Not surprisingly, a lot was written this week about the recent mass shootings, the origins of hate, and what the country should do about it. Here are three articles that stood out to me for being really different than what everyone else was writing about.
What Toni Morrison Understood About Hate
Toni Morrison, the beloved author who passed away earlier this week, received the Nobel Prize in Literature in 1993. At the ceremony, she gave a speech on the power of language, recognizing its ability to lift people up, and how, in the hands of the wrong people, could be violent. Do read this incredible piece by David Remnick in The New Yorker. And let’s all be cognizant of the words we use.

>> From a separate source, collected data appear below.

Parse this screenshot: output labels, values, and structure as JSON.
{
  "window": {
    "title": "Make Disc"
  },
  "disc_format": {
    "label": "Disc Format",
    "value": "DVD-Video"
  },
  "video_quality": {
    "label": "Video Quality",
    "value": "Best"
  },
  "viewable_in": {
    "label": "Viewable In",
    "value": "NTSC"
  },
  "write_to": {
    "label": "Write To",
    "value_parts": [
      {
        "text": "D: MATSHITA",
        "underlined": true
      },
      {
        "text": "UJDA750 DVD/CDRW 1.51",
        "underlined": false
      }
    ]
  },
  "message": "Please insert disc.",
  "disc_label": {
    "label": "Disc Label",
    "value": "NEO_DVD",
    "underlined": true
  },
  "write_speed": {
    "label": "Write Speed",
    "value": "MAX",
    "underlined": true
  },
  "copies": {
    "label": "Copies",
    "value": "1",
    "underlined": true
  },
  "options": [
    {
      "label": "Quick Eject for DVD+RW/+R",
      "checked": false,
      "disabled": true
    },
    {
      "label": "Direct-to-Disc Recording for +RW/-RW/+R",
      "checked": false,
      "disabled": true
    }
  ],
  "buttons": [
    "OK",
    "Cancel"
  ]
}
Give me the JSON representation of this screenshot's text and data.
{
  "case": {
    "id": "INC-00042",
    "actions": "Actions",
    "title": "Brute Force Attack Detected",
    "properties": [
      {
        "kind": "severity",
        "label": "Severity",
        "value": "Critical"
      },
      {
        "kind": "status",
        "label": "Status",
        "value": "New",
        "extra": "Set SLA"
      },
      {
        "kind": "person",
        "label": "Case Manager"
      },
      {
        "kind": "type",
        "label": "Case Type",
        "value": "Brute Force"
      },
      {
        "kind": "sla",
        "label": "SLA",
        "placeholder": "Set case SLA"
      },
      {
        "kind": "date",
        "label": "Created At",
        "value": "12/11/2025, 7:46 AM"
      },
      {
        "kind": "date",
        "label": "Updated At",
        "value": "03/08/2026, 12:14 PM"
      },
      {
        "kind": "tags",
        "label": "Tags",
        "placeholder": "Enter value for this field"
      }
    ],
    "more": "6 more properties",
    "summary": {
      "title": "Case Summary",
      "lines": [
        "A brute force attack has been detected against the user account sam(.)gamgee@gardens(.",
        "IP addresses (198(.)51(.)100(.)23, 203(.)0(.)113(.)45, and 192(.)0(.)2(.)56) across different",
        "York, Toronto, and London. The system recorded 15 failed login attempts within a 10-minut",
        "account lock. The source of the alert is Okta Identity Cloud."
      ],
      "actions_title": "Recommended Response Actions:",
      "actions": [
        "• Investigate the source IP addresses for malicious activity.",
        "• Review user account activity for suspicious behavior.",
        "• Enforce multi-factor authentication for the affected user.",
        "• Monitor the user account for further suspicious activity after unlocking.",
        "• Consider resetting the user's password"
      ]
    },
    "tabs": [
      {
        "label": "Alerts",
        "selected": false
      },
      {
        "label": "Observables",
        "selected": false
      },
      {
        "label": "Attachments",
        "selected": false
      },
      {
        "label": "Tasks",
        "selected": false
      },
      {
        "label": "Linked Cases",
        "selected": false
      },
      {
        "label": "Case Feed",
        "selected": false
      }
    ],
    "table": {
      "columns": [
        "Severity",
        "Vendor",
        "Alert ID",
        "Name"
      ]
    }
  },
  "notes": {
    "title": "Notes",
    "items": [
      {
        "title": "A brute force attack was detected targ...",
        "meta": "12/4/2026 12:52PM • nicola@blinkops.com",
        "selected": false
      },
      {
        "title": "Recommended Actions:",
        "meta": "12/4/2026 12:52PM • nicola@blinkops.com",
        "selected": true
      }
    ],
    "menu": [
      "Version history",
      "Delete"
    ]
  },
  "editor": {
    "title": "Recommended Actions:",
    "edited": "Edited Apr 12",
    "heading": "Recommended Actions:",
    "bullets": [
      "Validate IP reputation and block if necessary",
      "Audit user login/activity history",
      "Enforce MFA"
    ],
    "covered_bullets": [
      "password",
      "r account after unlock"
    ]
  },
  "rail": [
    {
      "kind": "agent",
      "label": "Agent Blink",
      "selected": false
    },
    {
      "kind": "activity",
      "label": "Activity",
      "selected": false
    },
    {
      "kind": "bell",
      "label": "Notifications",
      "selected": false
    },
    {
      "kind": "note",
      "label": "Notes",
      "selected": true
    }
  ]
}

This Is What Latinos Think Everyone Got Wrong About El Paso
The author is a reporter who has been talking to immigration activists for a decade. This is a community he knows well and reading about the pain they are feeling isn’t easy. The last quote in the piece is something we all need to hear: “It is really the last few months that I feel not wanted by my fellow Americans and it hurts… I know the vast majority of Americans do not feel this way about us, but we will need you to speak up.”
The FBI and CDC Datasets Agree: Who Has Guns—Not Which Guns—Linked to Murder Rates
The feds may not be allowed to study gun violence, but that hasn’t stopped universities from doing some of the work. If we’re going to roll up our sleeves to get gun laws passes, we want those laws to be effective. This article looks at research from Boston University that reveals which gun laws we should be focused on.